After waking, Patel’s thrown right to the dogs — his own. Patel’s 13-year-old Maltese-poodle mix and 1-year-old mini poodle eagerly anticipate their morning walk. It’s a good way to get ready for a big day ahead, he said. And most days are big days. After, he’ll catch up on last night’s emails, focus on Twitter feeds and early morning cable, and get a sense of what will be the major stories of the day his team will need to focus on.

7-8 a.m.

Now is time for another walk — to the White House. A roughly 25-minute stroll frequently becomes nature’s office, as Patel often takes a 7:30 a.m. phone call with other members of the press team to talk through topics of interest percolating for the day. Other days, the walk may just involve listening to NPR. The city is peacefully quiet to him at this time, besides a coffee shop sprinkled here or there, with few others bustling about. Lafayette Park, normally alive with people, is a calming presence as he nears work, he said.

8 a.m.

Patel enters the White House. It’s inspiring just to walk in, he said. He remembers years ago doing an abbreviated tour of the White House, and, if you told him then that this would one day be his office? “I wouldn’t have believed you,” Patel said.

But there’s little opportunity to focus on the scenery as he heads straight to work gauging what reporters are talking about that morning. Soon after taking office, for example, President Biden addressed the United Nations General Assembly, during which he made a major announcement about climate change, an issue in Patel’s portfolio.

“It’s just about focusing on any stories emerging around the announcement, what reporters and correspondents are talking about relating to it, and any specific questions we’ll want a policy expert from within the administration to address,” Patel said of his duties as part of the press team.

12 p.m.

On some days, White House press briefings are held around now. Psaki takes to the podium to field questions and, although Patel won’t be saying anything, he’s listening intently. Some questions may not have an immediate answer, and Patel often jumps into action, making a slew of calls and firing off emails to get the requested information for reporters. In September, for example, the White House made an announcement related to combating extreme weather and heat events — including wildfires that had been raging in California at the time.

“There were follow-up questions about the scope and technical aspects as well as how some of these things would be implemented, so we worked with individuals from the Climate Policy Office, Department of Labor, and Environmental Protection Agency to ensure that we were following up on these questions as accurately as possible,” Patel said.
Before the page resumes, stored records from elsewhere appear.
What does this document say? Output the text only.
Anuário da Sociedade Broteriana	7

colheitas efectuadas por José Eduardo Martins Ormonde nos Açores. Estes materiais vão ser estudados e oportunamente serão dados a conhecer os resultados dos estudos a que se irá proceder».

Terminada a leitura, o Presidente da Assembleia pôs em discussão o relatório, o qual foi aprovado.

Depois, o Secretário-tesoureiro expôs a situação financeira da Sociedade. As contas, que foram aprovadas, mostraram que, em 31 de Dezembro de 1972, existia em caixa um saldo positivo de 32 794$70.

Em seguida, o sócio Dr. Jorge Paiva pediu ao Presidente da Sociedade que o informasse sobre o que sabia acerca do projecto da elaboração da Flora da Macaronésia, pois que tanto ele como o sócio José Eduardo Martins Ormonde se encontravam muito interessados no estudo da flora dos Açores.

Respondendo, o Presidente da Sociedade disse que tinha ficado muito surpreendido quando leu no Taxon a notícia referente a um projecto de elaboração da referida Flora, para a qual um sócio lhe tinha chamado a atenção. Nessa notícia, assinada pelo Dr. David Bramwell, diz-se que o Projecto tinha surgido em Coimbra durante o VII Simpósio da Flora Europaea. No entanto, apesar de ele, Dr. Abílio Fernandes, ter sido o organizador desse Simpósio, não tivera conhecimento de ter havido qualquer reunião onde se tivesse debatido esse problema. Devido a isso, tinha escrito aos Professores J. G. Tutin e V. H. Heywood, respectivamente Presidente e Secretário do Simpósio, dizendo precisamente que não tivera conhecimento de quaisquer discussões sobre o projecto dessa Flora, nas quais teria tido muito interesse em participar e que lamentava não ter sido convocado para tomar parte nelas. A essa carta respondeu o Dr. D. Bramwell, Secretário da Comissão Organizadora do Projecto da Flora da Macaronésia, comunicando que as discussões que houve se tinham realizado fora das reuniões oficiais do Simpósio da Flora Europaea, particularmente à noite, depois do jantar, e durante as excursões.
This will be at his desk most days. It could be a quick jump to the White House Mess to pick something up, and it’s whenever there’s a free moment — a valuable thing to find.

2 p.m.

Often this time means a major dive into follow-ups or getting a jump-start on other inquiries from reporters.

“A week or two ago during a press briefing, a White House reporter asked a rather in-the-weeds immigration policy question,” Patel said, offering an example. “I didn’t have that exact information in front of me, so we reached out to the staff at Department of Homeland Security and Domestics Policy Council to see if there was an update or anything we were in a place to share publicly at that point.”

If he has a chance and needs a second wind to power through the rest of the day, Patel may turn to coffee or tea, possibly chai.

Vedant helps prep President Biden before giving remarks at a rally in Reno, Nevada in January 2020.
Vedant helps prep President Biden before giving remarks at a rally in Reno, Nevada in January 2020. (Photo courtesy of Biden for President/Adam Schultz)

4:30-6:30 p.m.

Around now is when Patel’s team turns its attention to journalists’ deadlines. If there’s a reporter working on a story on deadline for that evening, it’s time to make sure all relevant information has made its way to the reporter and that there is nothing else he needs to convey to accurately reflect the Administration’s perspective. And, of course, he’s already thinking about tomorrow’s potential stories.

“For example, this week we will be rolling out the Administration’s action plan around lead pipes and paint in homes and schools. I have draft versions of talking points, a possible run of show for a press briefing call, and an iteration of the fact sheet that I intend to finish work on tonight,” Patel said.

6:30-7:30 p.m.

Patel’s day at the White House usually ends around now, and it’s another chance to go for a stroll — this time back home — and enjoy the energy of our nation’s capital and the evening air. When he gets home, he often enjoys a relaxing dinner with his wife. But it’s not necessarily the end of work, as emails, texts, and phone calls may need to be answered. Patel doesn’t mind, however, and sees the opportunity to serve his country less like work and more like a calling.

As the end of a busy day at the White House nears, his dogs aren’t impressed. They’re not interested in political credentials; they need a walk. And so Patel will end the day as it started, then call it a night around 11 p.m. — before waking up and happily doing it all over again.